Quatre ans après la publication de La zone de l’amitié traitant d’une relation platonique homme-femme, Val-Bleu nous convie cette fois-ci à un captivant récit de voyage au cœur de l’Inde avec Couennes dures. « Après avoir abordé l’autobiographie en bande dessinée, j’ai ressenti le besoin d’aller du côté de la fiction », affirme l’autrice, les yeux pétillants. Un choix étonnant, alors que l’autofiction constitue généralement les assises du genre. Quant à Keelan Young, l’auteur de Djondjon, il embrasse totalement cette approche, nous invitant à un pèlerinage au cœur de la perle des Antilles, animé d’une passion pour la mycologie — le comte de Champignac a de la compétition! — doublée d’un désir de se trouver lui-même. Impossible, d’ailleurs, de ne pas y sentir des relents de Tintin au Tibet, notamment dans les masses de blanc qui inondent ses magnifiques planches. « Depuis mon plus jeune âge, j’ai toujours été habité d’une passion pour la bande dessinée. J’ai été notamment influencé par Hergé », confie l’auteur qui signe ici son premier album en carrière.

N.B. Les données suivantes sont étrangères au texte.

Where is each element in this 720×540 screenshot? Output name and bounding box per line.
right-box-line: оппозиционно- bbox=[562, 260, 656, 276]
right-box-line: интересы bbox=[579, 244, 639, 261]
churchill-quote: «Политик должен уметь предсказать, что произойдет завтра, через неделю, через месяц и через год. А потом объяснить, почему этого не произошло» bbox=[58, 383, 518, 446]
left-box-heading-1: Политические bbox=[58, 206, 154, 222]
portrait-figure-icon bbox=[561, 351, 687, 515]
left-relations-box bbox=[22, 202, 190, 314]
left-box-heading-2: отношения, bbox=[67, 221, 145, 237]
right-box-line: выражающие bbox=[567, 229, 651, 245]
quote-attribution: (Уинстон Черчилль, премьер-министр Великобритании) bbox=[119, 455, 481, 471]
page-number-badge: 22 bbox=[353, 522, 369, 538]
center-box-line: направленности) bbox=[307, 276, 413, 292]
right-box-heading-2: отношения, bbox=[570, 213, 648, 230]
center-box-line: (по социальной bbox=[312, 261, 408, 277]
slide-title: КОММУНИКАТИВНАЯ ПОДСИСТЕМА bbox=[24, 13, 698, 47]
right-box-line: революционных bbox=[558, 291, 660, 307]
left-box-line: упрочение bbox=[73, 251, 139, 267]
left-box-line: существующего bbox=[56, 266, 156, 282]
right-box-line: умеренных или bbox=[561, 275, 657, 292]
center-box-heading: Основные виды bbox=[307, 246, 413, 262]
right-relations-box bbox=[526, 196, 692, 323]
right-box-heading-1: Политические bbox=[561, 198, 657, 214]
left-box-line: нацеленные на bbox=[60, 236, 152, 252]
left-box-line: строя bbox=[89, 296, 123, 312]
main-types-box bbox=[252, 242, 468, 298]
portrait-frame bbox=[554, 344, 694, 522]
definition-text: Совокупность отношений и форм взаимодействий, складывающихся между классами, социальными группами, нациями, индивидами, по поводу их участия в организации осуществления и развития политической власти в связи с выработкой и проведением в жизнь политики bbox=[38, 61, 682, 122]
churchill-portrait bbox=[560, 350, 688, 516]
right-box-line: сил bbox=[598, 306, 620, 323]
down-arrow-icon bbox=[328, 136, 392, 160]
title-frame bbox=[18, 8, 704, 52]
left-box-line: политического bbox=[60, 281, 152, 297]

Extrait tiré de Couennes dures (Mécanique générale) : © Val-Bleu

Sur le terrain
Ayant cumulé seize mois de présence dans la plus grande démocratie au monde en à peine une décennie comme coordonnatrice d’une résidence d’artistes, Val-Bleu s’est vite imprégnée de la dense culture indienne, au point d’en développer une ardente passion. Et c’est par le truchement de bandes dessinées didactiques locales se consacrant aux multiples divinités qu’elle a apprivoisé ce monde dont elle ignorait tout. « Le dernier voyage que j’ai fait (5 mois en 2019-2020), c’était vraiment dans le but d’écrire Couennes dures. Je suis allée dans des communautés de Rabaris, de Solankis, de Dalits, etc., pour leur poser des questions. J’ai aussi rencontré des Bhopa et Bhopi pour qu’ils me parlent de leur pratique, et je faisais des croquis à travers tout ça. J’ai aussi pris beaucoup de photos, par exemple des maisons des gens, pour m’aider à les dessiner ensuite. »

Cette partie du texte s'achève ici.